Ce niveau est très difficile à déterminer. Jusqu’en milieu d’année 2022, beaucoup d’économistes se disaient, si les taux (Fed Funds) remontent à plus de 4%, ça serait incroyable. Or, on est maintenant déjà à 4,25%-4,5%. Désormais, les attentes du marché situent ce plafond à 4,75% ou davantage, ce qui nous paraît raisonnable. Maintenant, il faudra aussi observer comment le marché analyse la situation: l’attitude actuelle de la Fed est de dire qu’elle ne va pas arrêter avant 2024. Or, les acteurs du marché ne croient pas vraiment à ce scénario et anticipent plutôt que la Fed va plus vite cesser de remonter ses taux directeurs et va commencer à procéder à une première réduction à l’été 2023.

Aux Etats-Unis, l’inflation (CPI) s’est établie à 6,4% en décembre en glissement annuel, comparé à 7,1% en novembre. S’agit-il d’un repli temporaire ou peut-on parler du début d’une véritable inversion de tendance?  

Il semble bien que l'inflation mondiale commence à ralentir du fait du reflux des prix de l’énergie. L’évolution de l’inflation sous-jacente est toutefois différente de part et d’autre de l’Atlantique. Aux États-Unis, l'inflation hors alimentaire et énergie s’infléchit depuis maintenant quatre mois sous l'effet de la baisse des prix des biens et du ralentissement de l'inflation dans le secteur des services.

Dans la zone euro, en revanche, l'inflation sous-jacente a continué à accélérer pour atteindre 5,2% en décembre. L’augmentation des salaires reste préoccupante dans les deux régions. Les marchés du travail semblent encore trop tendus pour anticiper le ralentissement rapide du rythme des hausses de salaires.

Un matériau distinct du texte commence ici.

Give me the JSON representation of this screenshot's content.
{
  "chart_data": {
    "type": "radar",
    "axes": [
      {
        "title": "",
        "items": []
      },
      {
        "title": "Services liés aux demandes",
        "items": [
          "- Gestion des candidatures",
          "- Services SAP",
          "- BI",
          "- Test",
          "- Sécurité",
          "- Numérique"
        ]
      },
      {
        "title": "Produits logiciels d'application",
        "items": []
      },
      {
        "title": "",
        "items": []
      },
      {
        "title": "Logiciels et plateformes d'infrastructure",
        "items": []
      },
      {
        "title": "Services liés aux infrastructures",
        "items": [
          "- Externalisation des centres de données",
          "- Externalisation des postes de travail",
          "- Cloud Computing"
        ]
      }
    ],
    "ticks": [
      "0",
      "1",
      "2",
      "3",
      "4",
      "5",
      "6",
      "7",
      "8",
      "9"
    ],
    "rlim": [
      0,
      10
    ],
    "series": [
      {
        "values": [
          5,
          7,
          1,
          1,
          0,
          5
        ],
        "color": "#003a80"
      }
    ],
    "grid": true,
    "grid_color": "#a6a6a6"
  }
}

Pour les marchés, la fin de la hausse des taux devrait être une bonne nouvelle. A quoi faudra-t-il être attentif lorsque l’on verra les taux atteindre leur plafond?

En principe, le moment où les taux auront atteint leur plafond devrait être un facteur de soutien pour les marchés. Toutefois, il faudra ici être attentif à deux aspects différents: d’un côté, si les taux des Fed Funds atteignent leur pic à 5%, par exemple, les marchés se diront alors: «super, la phase de resserrement de la politique monétaire de la Fed est derrière nous». Mais ce ne sera que la première moitié de l’histoire: ensuite, les investisseurs commenceront aussi à se poser la question de savoir pourquoi la Fed a décidé de commencer à réduire ses taux. Si c’est en raison d’un ralentissement trop marqué de l’économie - qui se traduirait inévitablement par une détérioration des attentes des bénéfices des entreprises -, cela pourrait avoir un impact négatif sur les marchés et être une source de volatilité. Généralement, le moment où l’économie entre en récession n’est pas la période la plus facile pour investir dans les actions. S’agissant des marchés obligataires, je m’attends en revanche à ce qu’ils évoluent favorablement en 2023.

Durant la première moitié de janvier, les marchés des actions ont débuté l’année de manière positive. Comment l’expliquez-vous?

Après une avalanche de mauvaises surprises en 2022, nous en avons eu quelques bonnes pour démarrer la nouvelle année. L'Europe traverse l'hiver beaucoup mieux que prévu et la récession pourrait même être évitée. La réouverture de la Chine était certainement inattendue si tôt et profitera particulièrement à l’Europe.

L'inflation américaine reflue plus rapidement que prévu, faisant espérer aux investisseurs que la Fed sera en mesure de baisser les taux directeurs dès l'été.

Nous pensons que la dynamique positive de l'Europe et de la Chine va se poursuivre mais nous doutons que l'inflation aux Etats-Unis s'effondre aussi rapidement qu’anticipé à l’heure actuelle. Les attentes sur le niveau des fed funds devraient donc s’ajuster à la hausse.